In January, Apax Partners sold 48 percent stake of digital product development services company GlobalLogic to Canada Pension Plan Investment Board. And in August, Montagu Private Equity and Astorg sold a “significant minority stake” of French medical diagnostic equipment maker Sebia SA to Canadian pension fund Caisse de depot et placement du Quebec.

U.S. private equity firm TA Associates has found that the strategy often results in both a higher multiple on invested capital and an increased annualized return, managing partner Brian Conway said. The Boston-based firm has tapped partial sales at least four times this year, including with database lifecycle management company Idera Inc., enterprise legal and risk management solutions provider Mitratech Holdings Inc., Professional Datasolutions Inc. and Truck Hero Inc.

‘Two Bites’

“We’ve had a bias for doing partial liquidity so that you’re not selling your very best companies,” Conway said. “This way, we can sell 40 to 60 percent and then roll 40 to 60 percent to have two bites of the apple.”

Sharing equity in a business with a new private equity investor can also provide validation of future prospects for the company, said Conway, because the new firm has its own return targets to hit.

A traditional way to reap gains from an investment before selling fully has been dividend recapitalizations, or issuing debt to fund a dividend to equity holders. So-called dividend recaps and partial sales aren’t necessarily mutually exclusive, said Tom Evans, a partner at law firm Latham & Watkins LLP.

“It may be that a partial exit is undertaken in combination with a recapitalization,” Evans said. The approach depends on the underlying business’s financial condition and strategy, terms of the leverage and the horizon to exit, he added.

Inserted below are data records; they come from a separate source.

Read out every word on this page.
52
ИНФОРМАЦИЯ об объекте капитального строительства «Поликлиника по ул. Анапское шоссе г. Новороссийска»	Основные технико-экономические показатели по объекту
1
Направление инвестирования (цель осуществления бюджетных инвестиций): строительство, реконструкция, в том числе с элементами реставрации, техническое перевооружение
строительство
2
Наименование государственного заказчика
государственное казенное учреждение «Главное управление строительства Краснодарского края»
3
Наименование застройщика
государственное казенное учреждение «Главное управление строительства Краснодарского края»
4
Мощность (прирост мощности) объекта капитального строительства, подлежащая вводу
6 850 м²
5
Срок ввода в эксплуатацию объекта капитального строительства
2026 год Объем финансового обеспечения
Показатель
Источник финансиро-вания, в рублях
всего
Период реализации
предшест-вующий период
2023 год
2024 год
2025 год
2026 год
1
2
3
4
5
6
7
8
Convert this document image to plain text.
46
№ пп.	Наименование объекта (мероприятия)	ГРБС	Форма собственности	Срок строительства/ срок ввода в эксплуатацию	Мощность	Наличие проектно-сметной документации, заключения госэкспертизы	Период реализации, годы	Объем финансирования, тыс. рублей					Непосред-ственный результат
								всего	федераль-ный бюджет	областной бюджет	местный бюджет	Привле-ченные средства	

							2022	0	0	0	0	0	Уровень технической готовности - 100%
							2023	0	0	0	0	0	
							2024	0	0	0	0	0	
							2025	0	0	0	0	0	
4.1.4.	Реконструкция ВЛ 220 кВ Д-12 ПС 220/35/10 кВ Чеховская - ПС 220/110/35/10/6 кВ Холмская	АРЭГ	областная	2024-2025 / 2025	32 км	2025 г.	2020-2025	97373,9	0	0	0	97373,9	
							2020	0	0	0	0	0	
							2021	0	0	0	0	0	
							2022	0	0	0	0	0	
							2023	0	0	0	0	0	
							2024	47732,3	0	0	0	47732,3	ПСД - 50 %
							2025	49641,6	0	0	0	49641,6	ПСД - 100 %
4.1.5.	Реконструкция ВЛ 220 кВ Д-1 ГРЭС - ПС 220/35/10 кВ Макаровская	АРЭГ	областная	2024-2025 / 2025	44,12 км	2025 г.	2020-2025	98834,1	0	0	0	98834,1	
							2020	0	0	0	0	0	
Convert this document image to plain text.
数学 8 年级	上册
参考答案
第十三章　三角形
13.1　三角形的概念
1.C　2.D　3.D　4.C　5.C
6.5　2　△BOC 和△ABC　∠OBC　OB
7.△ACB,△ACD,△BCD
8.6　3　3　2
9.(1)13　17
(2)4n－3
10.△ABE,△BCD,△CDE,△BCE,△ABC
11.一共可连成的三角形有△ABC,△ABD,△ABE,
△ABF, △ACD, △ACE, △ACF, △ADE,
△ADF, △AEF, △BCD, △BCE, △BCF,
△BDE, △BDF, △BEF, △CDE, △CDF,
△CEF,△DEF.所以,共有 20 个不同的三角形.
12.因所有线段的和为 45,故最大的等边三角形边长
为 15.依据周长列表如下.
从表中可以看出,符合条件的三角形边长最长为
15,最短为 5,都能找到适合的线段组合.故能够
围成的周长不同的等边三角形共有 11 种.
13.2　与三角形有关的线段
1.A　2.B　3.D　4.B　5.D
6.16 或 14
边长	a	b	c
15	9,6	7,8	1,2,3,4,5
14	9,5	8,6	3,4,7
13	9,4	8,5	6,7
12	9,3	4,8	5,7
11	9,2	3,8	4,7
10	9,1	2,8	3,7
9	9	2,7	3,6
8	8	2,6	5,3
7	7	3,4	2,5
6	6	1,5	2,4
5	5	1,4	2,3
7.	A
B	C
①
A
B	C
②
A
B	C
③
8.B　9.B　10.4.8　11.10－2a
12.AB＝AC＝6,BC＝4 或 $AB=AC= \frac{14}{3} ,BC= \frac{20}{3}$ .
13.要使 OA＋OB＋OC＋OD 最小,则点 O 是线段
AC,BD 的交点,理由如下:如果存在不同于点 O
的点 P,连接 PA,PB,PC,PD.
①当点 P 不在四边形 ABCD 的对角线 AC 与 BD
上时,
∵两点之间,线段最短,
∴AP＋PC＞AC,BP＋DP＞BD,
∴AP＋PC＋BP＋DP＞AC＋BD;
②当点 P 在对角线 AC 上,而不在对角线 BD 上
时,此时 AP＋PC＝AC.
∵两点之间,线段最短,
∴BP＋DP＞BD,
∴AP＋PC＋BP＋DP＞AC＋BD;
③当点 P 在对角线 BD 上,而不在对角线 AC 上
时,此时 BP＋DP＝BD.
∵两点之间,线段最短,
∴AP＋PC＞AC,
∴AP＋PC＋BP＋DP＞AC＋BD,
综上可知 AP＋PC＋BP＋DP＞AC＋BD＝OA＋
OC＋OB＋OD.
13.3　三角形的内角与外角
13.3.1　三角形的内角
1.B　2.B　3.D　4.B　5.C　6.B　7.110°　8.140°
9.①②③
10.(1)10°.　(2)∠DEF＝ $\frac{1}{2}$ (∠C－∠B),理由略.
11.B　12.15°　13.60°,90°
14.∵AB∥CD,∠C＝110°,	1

Evaluating the time to exit is where the largest risk of the partial-sale method lies, BC Partners’ Stathopoulos said. By keeping a stake, a buyout firm is betting that a company’s value will continue increasing, which isn’t guaranteed.

“The main risk when a private equity fund chooses to partially realize an investment, with an expectation of further capital gain in the future from the remaining stake, is that valuation multiples in the sector may go down at the time of a full exit,” Stathopoulos said.